Behind the scenes, Blogger allows blogmakers to check out their visitor statistics. As this is a British blog, the biggest number of visitors have invariably and understandably hailed from the British Isles. However, this year I have seen an American takeover and the USA now sits comfortably in top spot.
For example, last month "Yorkshire Pudding" attracted 7412 visits from the USA and only 4535 visits from Great Britain (aka "The United Kingdom"). Incidentally, in third position came another English speaking country - Australia with 1239 visits recorded and fourth came Canada with 779 visits.
Now - how do I feel about this American takeover?
To tell you the truth, I'm rather pleased. As I have confessed before, I am an unashamed Americophile and during my sixty five years I have fortunately been to The States several times. There are lots of things I love about America including its natural beauty, its varied landscapes, its creativity, its bustling cities and its people...well, most of them!
In my opinion, we should never put all of the inhabitants of a country in one basket. In that respect, generalisation is usually a form of unconscious racism. For example, you might hear someone say "I love the Greek people" or "I hate the French". These are stupid remarks because each Greek is different from the next and the same is true of French people.
Inhabiting an especially wealthy and powerful country that spawned great international media empires and produced "Coca Cola", Microsoft and Ford cars, Americans often come in for unfair criticism. It's easy to knock those who walk in the spotlight and I have heard countless thoughtless and ultimately stupid remarks about Americans such as "Americans are big-headed", "Americans know nothing about the rest of the world", "Most Americans are obese and exist on fast food and fizzy drinks", "American women are sexy", "Americans are naive". It's the generalisation that is so wrong. Don't you agree?

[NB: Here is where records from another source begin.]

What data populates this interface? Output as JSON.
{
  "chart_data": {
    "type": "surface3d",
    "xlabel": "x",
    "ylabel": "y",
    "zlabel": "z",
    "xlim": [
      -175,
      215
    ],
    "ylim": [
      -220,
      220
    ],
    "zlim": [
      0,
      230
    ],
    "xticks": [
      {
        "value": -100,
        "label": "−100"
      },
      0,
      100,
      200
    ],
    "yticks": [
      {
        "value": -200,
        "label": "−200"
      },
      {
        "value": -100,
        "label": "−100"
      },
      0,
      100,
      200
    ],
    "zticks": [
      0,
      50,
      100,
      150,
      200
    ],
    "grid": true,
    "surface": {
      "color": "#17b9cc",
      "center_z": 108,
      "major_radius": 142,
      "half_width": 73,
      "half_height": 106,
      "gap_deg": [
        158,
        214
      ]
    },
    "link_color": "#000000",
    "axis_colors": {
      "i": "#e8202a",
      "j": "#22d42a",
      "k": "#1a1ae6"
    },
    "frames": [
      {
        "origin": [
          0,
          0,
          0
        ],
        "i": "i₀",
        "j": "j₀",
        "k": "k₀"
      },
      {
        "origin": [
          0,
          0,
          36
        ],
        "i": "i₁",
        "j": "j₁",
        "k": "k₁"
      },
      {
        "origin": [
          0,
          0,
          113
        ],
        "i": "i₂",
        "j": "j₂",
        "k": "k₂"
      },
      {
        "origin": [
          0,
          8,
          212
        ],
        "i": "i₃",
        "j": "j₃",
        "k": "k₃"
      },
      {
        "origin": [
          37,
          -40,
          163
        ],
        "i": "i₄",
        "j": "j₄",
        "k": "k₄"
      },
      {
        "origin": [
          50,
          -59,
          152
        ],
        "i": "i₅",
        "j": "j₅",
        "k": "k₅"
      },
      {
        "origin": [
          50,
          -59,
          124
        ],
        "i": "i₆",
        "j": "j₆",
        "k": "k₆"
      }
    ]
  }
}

America's present population is 326 million. As with Greeks, each member of that vast community is different from the next. There are still many thousands with Native American blood in their veins and there are black trumpeters and professors, war veterans pushing shopping trolleys filled with all of their worldly goods, people who live in cabins deep in the woods, Latinos. Muslims, loners and party goers, nurses and nutcases, inventors and fishermen, wheelchair users and dancers.
America is like one of those wonderful handmade quilts that adorn so many American beds - a patchwork of differences - shapes and colours and stories. So I say hello to any American visitors reading this blogpost and thank you for calling by. You are very welcome here and please - Have a nice day!